The Social Security Administration uses its own definition of disability in order to decide whether someone can receive Disability Insurance, or SSI benefits based on disability. The definition of disability under Social Security is different from those used in other programs. Social Security does not pay benefits for partial disability or for short-term disability.
Social Security Disability Defined
For adults, disability is based on your inability to work. A person is disabled if they are unable to perform the duties of any type of work, as a result of a medical condition (physical, mental or a combination of problems), and the disability has lasted or is expected to last for at least one year or to result in death.
How Social Security Disability Claims Are Decided
Social Security Disability law can be complicated, which is why most persons seek representation from an attorney for an appeal. The following 5 step process is a simplified version of the questions Social Security asks in disability cases:
1. Are you working? If you are currently working, you are not considered to be disabled. Some part-time work, or unsuccessful attempts to work are not considered “substantial” work. This is usually determined by the amount of money a person has earned.
2. Do you have a “severe” medical condition? This is determined by its effect on your ability to work, rather than on pure medical factors.
3. Do you meet the criteria found in the list of disabling conditions? There are some conditions which are so severe that they are automatically disabling. This usually requires a combination of a diagnosis, and major restrictions on your ability to function.
4. Can you do the work you did previously? Social Security will look at any work you have done in the past 15 years, and decide if you are capable of returning to that type of work. They don’t consider whether a particular job is available to you, but only whether you are capable of doing the work on a full-time basis.

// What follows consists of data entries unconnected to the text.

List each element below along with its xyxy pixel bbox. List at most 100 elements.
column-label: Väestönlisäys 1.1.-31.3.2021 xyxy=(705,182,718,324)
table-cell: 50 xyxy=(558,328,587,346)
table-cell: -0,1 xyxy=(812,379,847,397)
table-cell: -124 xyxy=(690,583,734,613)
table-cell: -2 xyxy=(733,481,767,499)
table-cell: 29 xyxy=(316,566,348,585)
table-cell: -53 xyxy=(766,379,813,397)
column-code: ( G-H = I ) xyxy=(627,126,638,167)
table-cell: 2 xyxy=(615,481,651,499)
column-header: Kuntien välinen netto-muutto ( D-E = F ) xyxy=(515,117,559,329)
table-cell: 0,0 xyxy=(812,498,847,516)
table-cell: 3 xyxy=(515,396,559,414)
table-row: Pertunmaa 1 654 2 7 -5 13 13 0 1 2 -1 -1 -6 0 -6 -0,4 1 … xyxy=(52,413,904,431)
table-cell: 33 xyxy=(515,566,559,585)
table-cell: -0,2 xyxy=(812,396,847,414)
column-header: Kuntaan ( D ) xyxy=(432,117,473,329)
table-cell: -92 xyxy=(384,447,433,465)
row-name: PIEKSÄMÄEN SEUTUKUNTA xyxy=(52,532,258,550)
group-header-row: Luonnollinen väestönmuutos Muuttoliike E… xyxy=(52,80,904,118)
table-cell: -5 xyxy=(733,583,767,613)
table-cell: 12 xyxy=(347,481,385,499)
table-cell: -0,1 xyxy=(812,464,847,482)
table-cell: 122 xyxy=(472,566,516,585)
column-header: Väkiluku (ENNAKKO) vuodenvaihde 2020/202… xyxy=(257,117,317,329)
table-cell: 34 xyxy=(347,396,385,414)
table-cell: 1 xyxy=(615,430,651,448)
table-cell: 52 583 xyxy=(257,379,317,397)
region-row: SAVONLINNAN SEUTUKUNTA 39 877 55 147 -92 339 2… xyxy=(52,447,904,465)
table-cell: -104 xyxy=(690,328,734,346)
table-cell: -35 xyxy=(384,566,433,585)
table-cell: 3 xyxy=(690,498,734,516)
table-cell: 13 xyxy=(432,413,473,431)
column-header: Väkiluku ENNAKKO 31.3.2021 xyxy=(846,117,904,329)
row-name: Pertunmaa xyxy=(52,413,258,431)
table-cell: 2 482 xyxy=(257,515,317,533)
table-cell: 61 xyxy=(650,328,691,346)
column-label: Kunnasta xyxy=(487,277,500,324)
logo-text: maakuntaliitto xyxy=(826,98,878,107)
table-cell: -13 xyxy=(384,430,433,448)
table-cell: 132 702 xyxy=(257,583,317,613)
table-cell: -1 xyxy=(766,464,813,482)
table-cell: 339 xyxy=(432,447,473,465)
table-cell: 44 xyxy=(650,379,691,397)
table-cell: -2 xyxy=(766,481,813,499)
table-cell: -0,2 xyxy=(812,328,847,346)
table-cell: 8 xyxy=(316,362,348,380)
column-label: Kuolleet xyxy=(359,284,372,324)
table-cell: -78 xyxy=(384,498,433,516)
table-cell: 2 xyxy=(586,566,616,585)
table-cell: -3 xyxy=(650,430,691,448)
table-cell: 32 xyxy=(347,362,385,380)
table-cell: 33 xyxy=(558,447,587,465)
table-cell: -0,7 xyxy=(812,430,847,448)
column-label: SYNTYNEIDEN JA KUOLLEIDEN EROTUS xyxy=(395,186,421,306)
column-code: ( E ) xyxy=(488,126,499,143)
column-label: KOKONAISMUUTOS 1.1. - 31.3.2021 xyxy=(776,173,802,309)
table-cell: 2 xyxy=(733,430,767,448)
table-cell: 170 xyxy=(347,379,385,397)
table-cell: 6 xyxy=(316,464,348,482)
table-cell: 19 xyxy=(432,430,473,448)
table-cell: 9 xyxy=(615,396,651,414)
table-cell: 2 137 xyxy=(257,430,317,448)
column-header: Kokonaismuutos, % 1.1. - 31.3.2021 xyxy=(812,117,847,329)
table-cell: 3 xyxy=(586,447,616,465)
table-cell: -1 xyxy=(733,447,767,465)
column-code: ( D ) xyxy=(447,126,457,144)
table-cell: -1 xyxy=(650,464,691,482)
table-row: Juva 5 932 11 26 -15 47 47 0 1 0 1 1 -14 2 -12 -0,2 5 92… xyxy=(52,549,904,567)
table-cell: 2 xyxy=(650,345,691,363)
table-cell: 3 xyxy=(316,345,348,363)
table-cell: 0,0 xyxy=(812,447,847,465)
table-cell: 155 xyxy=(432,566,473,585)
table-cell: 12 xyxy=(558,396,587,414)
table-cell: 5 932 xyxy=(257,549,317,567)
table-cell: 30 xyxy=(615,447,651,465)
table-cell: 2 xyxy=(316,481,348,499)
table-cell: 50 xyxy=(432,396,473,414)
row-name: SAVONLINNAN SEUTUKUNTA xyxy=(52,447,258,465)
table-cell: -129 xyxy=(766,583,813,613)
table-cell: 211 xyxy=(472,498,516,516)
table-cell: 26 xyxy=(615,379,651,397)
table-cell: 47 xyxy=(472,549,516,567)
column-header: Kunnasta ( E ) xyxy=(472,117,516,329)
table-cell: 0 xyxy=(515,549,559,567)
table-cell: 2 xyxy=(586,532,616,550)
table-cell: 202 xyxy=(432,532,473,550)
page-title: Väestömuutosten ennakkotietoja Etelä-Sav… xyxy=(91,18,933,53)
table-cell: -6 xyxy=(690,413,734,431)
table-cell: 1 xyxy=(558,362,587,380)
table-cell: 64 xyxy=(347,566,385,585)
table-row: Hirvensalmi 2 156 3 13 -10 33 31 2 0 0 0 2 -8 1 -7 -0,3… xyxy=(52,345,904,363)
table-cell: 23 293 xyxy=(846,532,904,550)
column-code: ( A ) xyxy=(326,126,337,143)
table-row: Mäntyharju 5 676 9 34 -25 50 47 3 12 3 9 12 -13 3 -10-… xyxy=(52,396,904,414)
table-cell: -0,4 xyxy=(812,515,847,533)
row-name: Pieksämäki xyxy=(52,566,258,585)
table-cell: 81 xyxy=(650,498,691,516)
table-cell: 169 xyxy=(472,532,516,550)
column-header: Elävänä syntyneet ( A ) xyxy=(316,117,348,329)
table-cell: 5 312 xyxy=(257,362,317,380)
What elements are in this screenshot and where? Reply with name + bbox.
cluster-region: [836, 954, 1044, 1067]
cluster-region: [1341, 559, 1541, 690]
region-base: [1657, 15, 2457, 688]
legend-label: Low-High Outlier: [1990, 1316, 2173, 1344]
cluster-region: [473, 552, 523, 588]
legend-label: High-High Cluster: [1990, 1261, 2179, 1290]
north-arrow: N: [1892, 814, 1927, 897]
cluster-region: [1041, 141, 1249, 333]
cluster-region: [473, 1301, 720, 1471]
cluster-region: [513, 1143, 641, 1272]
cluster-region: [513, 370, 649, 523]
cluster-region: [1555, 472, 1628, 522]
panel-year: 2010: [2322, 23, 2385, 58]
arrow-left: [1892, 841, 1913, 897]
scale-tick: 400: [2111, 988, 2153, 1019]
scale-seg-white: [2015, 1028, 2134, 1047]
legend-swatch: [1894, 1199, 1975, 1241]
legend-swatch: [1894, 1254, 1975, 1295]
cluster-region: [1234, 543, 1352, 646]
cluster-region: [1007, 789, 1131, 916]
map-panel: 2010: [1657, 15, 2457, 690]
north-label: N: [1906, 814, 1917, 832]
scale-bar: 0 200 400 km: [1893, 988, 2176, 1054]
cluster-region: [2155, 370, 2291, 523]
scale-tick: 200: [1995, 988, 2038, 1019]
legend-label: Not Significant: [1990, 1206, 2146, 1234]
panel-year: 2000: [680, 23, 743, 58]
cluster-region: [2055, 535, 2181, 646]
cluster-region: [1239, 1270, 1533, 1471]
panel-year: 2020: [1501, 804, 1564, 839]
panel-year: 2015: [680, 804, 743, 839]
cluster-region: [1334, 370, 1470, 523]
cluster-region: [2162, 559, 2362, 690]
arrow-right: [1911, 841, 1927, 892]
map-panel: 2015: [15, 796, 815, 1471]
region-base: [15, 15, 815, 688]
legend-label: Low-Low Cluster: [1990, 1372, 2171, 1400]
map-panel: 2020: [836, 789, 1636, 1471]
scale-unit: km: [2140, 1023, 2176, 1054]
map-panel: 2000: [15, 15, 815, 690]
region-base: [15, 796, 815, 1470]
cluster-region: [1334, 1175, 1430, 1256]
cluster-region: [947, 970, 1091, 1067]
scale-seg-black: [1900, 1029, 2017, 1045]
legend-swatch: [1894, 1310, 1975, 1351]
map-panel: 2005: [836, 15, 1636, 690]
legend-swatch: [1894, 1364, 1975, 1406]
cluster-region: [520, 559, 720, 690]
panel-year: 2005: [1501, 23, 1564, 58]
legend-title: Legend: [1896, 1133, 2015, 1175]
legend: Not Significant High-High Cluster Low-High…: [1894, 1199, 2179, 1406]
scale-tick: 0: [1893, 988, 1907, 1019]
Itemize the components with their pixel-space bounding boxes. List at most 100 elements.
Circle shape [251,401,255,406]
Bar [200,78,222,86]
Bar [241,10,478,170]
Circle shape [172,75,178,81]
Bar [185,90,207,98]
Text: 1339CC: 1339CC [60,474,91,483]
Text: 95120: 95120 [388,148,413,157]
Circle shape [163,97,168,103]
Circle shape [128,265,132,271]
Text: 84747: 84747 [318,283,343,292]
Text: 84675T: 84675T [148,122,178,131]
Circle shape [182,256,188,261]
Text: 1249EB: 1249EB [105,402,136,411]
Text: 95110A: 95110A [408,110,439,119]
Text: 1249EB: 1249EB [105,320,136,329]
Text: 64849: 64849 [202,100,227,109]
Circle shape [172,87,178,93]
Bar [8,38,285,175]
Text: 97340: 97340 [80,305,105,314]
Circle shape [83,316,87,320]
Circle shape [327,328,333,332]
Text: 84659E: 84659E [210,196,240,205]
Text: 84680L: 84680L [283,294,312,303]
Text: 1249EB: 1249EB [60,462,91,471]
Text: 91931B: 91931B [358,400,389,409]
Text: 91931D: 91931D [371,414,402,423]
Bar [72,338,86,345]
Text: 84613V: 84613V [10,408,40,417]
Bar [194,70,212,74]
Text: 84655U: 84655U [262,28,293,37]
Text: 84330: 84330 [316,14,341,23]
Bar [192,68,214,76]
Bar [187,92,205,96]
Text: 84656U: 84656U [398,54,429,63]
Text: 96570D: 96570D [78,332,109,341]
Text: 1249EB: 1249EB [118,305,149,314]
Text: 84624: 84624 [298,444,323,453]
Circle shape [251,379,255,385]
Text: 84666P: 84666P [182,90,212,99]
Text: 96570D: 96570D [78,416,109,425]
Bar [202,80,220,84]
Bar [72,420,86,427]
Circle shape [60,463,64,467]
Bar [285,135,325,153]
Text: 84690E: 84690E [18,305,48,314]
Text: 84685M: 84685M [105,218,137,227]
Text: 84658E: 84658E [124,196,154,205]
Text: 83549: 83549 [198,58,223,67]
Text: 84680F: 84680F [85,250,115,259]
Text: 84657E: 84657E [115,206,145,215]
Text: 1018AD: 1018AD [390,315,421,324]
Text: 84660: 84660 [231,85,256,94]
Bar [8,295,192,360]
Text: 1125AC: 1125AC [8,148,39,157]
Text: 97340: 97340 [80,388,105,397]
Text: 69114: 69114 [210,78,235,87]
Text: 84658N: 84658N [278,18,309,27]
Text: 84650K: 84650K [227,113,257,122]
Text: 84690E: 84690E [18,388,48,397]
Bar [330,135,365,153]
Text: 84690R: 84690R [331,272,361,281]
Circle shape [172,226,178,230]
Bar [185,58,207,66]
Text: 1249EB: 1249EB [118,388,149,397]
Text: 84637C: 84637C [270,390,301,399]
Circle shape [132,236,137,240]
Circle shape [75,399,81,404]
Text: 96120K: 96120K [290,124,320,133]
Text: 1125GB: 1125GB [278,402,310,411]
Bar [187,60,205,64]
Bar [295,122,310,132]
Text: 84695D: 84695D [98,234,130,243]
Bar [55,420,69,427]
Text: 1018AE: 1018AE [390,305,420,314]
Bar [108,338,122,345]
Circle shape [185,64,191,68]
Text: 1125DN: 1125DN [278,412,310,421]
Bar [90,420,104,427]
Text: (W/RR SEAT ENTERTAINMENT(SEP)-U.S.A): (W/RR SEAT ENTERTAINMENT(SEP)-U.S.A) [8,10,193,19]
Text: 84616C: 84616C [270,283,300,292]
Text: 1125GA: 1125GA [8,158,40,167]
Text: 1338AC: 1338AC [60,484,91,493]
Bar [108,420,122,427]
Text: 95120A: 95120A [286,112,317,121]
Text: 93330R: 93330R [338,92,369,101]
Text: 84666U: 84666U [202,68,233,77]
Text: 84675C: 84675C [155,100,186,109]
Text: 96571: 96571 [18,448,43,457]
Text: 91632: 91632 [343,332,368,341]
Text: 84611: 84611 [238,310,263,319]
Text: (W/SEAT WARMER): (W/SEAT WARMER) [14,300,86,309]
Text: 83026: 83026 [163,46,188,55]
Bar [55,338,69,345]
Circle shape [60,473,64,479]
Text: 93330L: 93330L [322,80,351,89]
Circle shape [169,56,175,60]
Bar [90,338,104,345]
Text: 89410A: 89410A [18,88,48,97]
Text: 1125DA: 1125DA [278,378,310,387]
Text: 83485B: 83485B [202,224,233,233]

5. Can you do any other type of work? If you cannot perform any of your past work, they will ask whether there is any other suitable work which you could perform. At this stage, they will consider your age, education, and any skills you have acquired in your past work, along with any medical limitations you have, in order to determine what type of work you might be able to perform.
At steps 4 and 5 of the process, Social Security will determine your “residual functional capacity.” This is a fancy way of saying that they will decide what you can, and cannot do, in terms of what is required in various types of jobs.